The year is 2026. The midpoint of the decade is approaching. The nicotine landscape has been transformed in the preceding decade—the rise of vaping, the JUUL epidemic, the EVALI crisis, the pouch explosion, the synthetic nicotine loophole, the PMTA process, the global divergence of regulatory frameworks. Looking ahead to 2030, what trajectories are likely, what uncertainties are most consequential, and what decisions made now will determine the landscape we inhabit at the end of the decade?

The combustible cigarette market will continue its global decline, but the decline will remain uneven. High-income countries with strong tobacco control and accessible alternatives will approach 'smoke-free' status. Several additional European countries will join Sweden below 5% smoking prevalence. The decline in LMICs will be slower, and absolute smoking numbers will continue to rise in sub-Saharan Africa and parts of Southeast Asia as population growth outpaces prevalence decline. The global smoking population will become increasingly concentrated in the world's poorest regions, widening the health equity gap. The cigarette industry will continue its dual strategy: promoting 'smoke-free' products in high-income markets while maintaining and expanding cigarette sales in LMICs.

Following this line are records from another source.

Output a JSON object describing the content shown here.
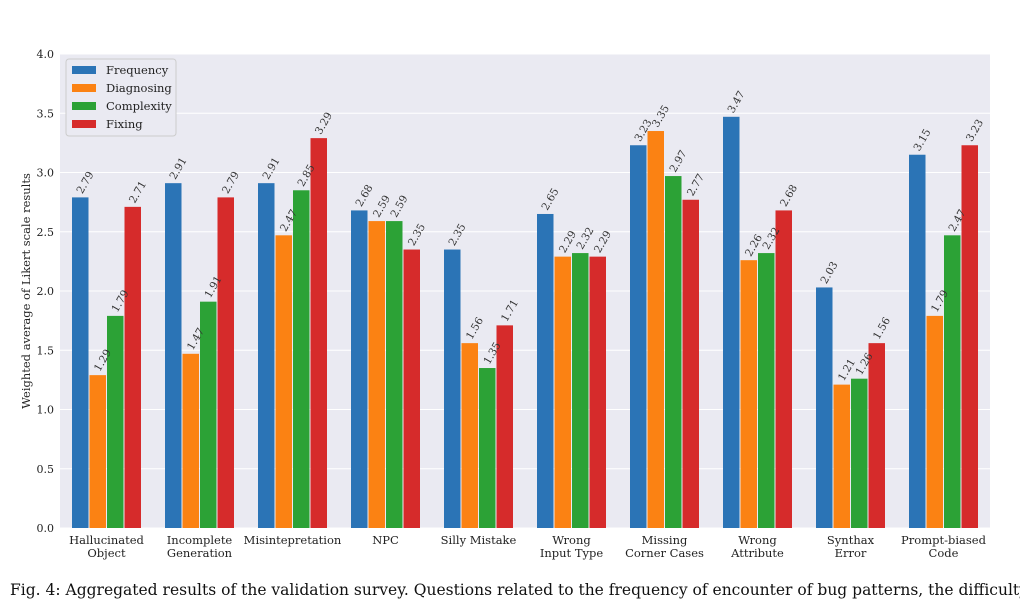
{
  "chart_data": {
    "type": "bar",
    "title": "",
    "xlabel": "",
    "ylabel": "Weighted average of Likert scale results",
    "ylim": [
      0,
      4
    ],
    "yticks": [
      "0.0",
      "0.5",
      "1.0",
      "1.5",
      "2.0",
      "2.5",
      "3.0",
      "3.5",
      "4.0"
    ],
    "grid": true,
    "legend_position": "top-left",
    "categories": [
      [
        "Hallucinated",
        "Object"
      ],
      [
        "Incomplete",
        "Generation"
      ],
      [
        "Misintepretation"
      ],
      [
        "NPC"
      ],
      [
        "Silly Mistake"
      ],
      [
        "Wrong",
        "Input Type"
      ],
      [
        "Missing",
        "Corner Cases"
      ],
      [
        "Wrong",
        "Attribute"
      ],
      [
        "Synthax",
        "Error"
      ],
      [
        "Prompt-biased",
        "Code"
      ]
    ],
    "series": [
      {
        "name": "Frequency",
        "color": "#2b74b6",
        "values": [
          2.79,
          2.91,
          2.91,
          2.68,
          2.35,
          2.65,
          3.23,
          3.47,
          2.03,
          3.15
        ]
      },
      {
        "name": "Diagnosing",
        "color": "#fb8213",
        "values": [
          1.29,
          1.47,
          2.47,
          2.59,
          1.56,
          2.29,
          3.35,
          2.26,
          1.21,
          1.79
        ]
      },
      {
        "name": "Complexity",
        "color": "#2ca236",
        "values": [
          1.79,
          1.91,
          2.85,
          2.59,
          1.35,
          2.32,
          2.97,
          2.32,
          1.26,
          2.47
        ]
      },
      {
        "name": "Fixing",
        "color": "#d62b2b",
        "values": [
          2.71,
          2.79,
          3.29,
          2.35,
          1.71,
          2.29,
          2.77,
          2.68,
          1.56,
          3.23
        ]
      }
    ]
  },
  "caption": "Fig. 4: Aggregated results of the validation survey. Questions related to the frequency of encounter of bug patterns, the difficulty"
}
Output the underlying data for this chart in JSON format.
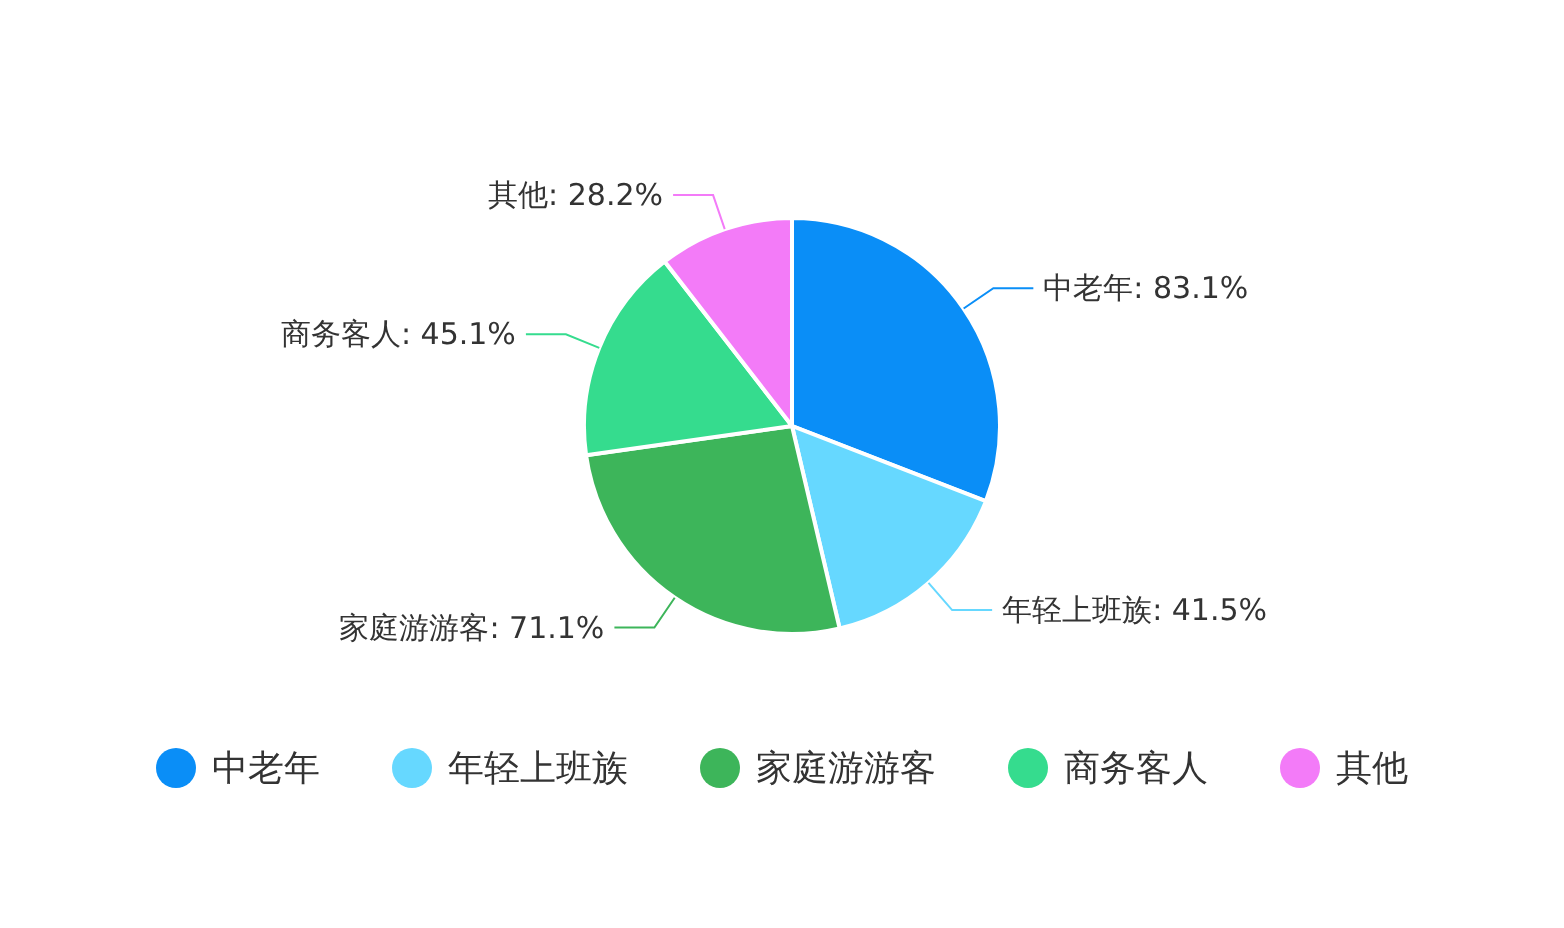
{
  "chart_data": {
    "type": "pie",
    "categories": [
      "中老年",
      "年轻上班族",
      "家庭游游客",
      "商务客人",
      "其他"
    ],
    "values": [
      83.1,
      41.5,
      71.1,
      45.1,
      28.2
    ],
    "value_labels": [
      ": 83.1%",
      ": 41.5%",
      ": 71.1%",
      ": 45.1%",
      ": 28.2%"
    ],
    "colors": [
      "#0a8ef7",
      "#66d8ff",
      "#3db55a",
      "#35dc8e",
      "#f37bf8"
    ],
    "legend": "bottom"
  }
}
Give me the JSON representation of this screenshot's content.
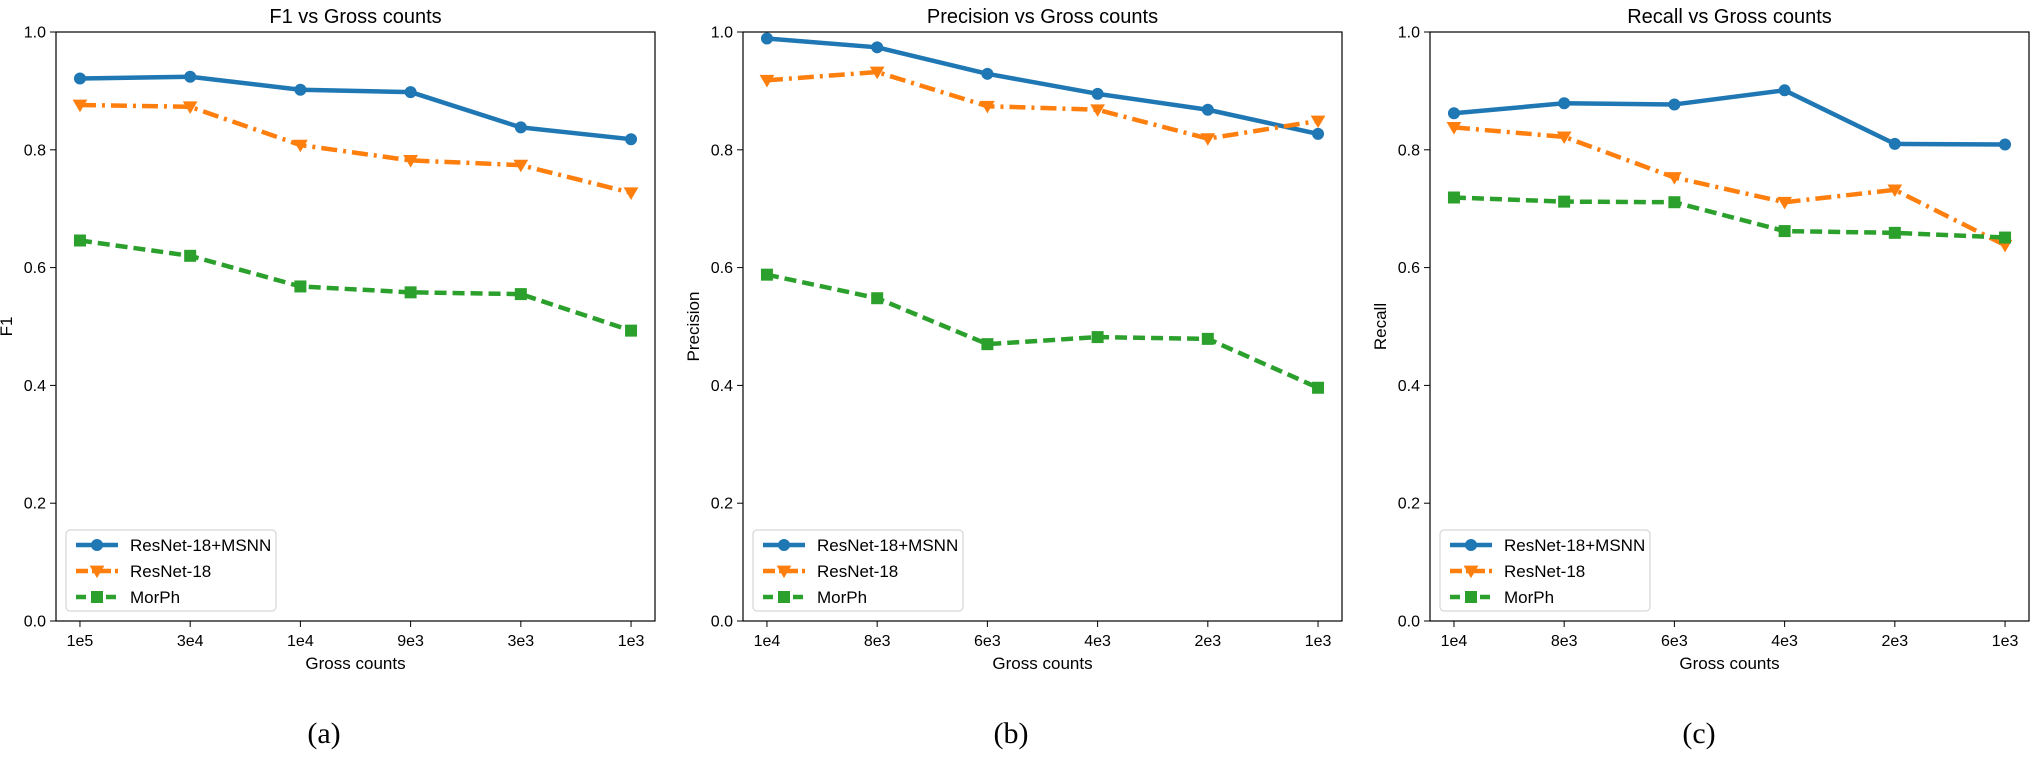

The non-combustible nicotine market will continue to diversify and consolidate. Nicotine pouches will capture increasing market share, particularly among demographics (young adult males) that are abandoning both smoking and vaping. Vaping will stabilize as a mature product category, with innovation shifting from devices to formulations (improved nicotine delivery, reduced toxicant emissions). Heated tobacco will remain regionally significant (Japan, parts of Europe) but globally secondary to vaping and pouches. The market will be dominated by tobacco-owned companies, with independent manufacturers surviving only in niche segments and less-regulated markets. The consolidation of the reduced-risk market under tobacco-industry ownership will intensify the debate about whether the industry can be trusted to manage the transition away from cigarettes.

The regulatory landscape will remain fragmented but some convergence will occur. The evidence from the UK, Sweden, and New Zealand—countries that have implemented harm-reduction-oriented policies—will continue to accumulate, showing sustained smoking declines without the youth epidemics that critics predicted. This evidence will gradually shift the global discourse, but the institutional resistance to harm reduction—particularly in the WHO FCTC framework—will persist. By 2030, the U.S. regulatory framework will have evolved toward greater clarity: the PMTA process will have authorized a defined set of products, the enforcement gap will have narrowed (though not closed), and the nicotine-reduction standard for cigarettes will be either implemented or definitively blocked. The EU will have revised its Tobacco Products Directive, likely in a direction that's more accommodating of harm reduction, influenced by the UK's evidence and the practical impossibility of banning products that consumers access online and across borders.

The youth nicotine landscape will have shifted. The disposable vape epidemic will have peaked and declined, driven by a combination of regulation (bans, flavor restrictions), market saturation, and cultural change. Youth nicotine initiation will migrate toward oral products (pouches) and other discreet formats that are harder for parents and schools to detect. The overall youth nicotine use rate will likely be lower than its 2019 peak but higher than pre-vaping baselines—a 'new normal' where a significant minority of young people use nicotine in non-combustible forms. The public health significance of this 'new normal' will remain contested: the precautionary camp will view any youth nicotine use as a policy failure; the harm-reduction camp will note that youth smoking has continued to decline and that non-combustible nicotine use, while not benign, is dramatically less harmful than the cigarette smoking it replaced.

The LMIC dimension will become increasingly urgent as the decade progresses. The tobacco epidemic in Africa and South Asia will continue to mature. The healthcare systems in these regions—already overburdened with infectious disease and maternal-child health—will face a growing burden of tobacco-related non-communicable disease. The international community's investment in tobacco control in LMICs will remain inadequate relative to the scale of the epidemic. The tobacco industry will continue to exploit the regulatory gap, marketing cigarettes aggressively in populations with young demographics, weak regulation, and limited health literacy. By 2030, the global tobacco mortality will still be rising—the epidemic in LMICs will not yet have peaked. The progress made in high-income countries will be partially offset by the worsening epidemic in the countries least equipped to handle it.

The decisions made in the next four years—about regulatory frameworks, about harm-reduction integration into the FCTC, about investment in LMIC tobacco control, about honest risk communication—will determine whether 2030 represents a turning point in the global nicotine transition or a continuation of the current fragmented, inequitable trajectory. The tools to accelerate the end of the tobacco epidemic exist. The evidence supports them. The question is whether the political will to implement them will be summoned in the remaining years of the decade. The nicotine landscape in 2030 is not predetermined. It's being shaped by the choices being made right now.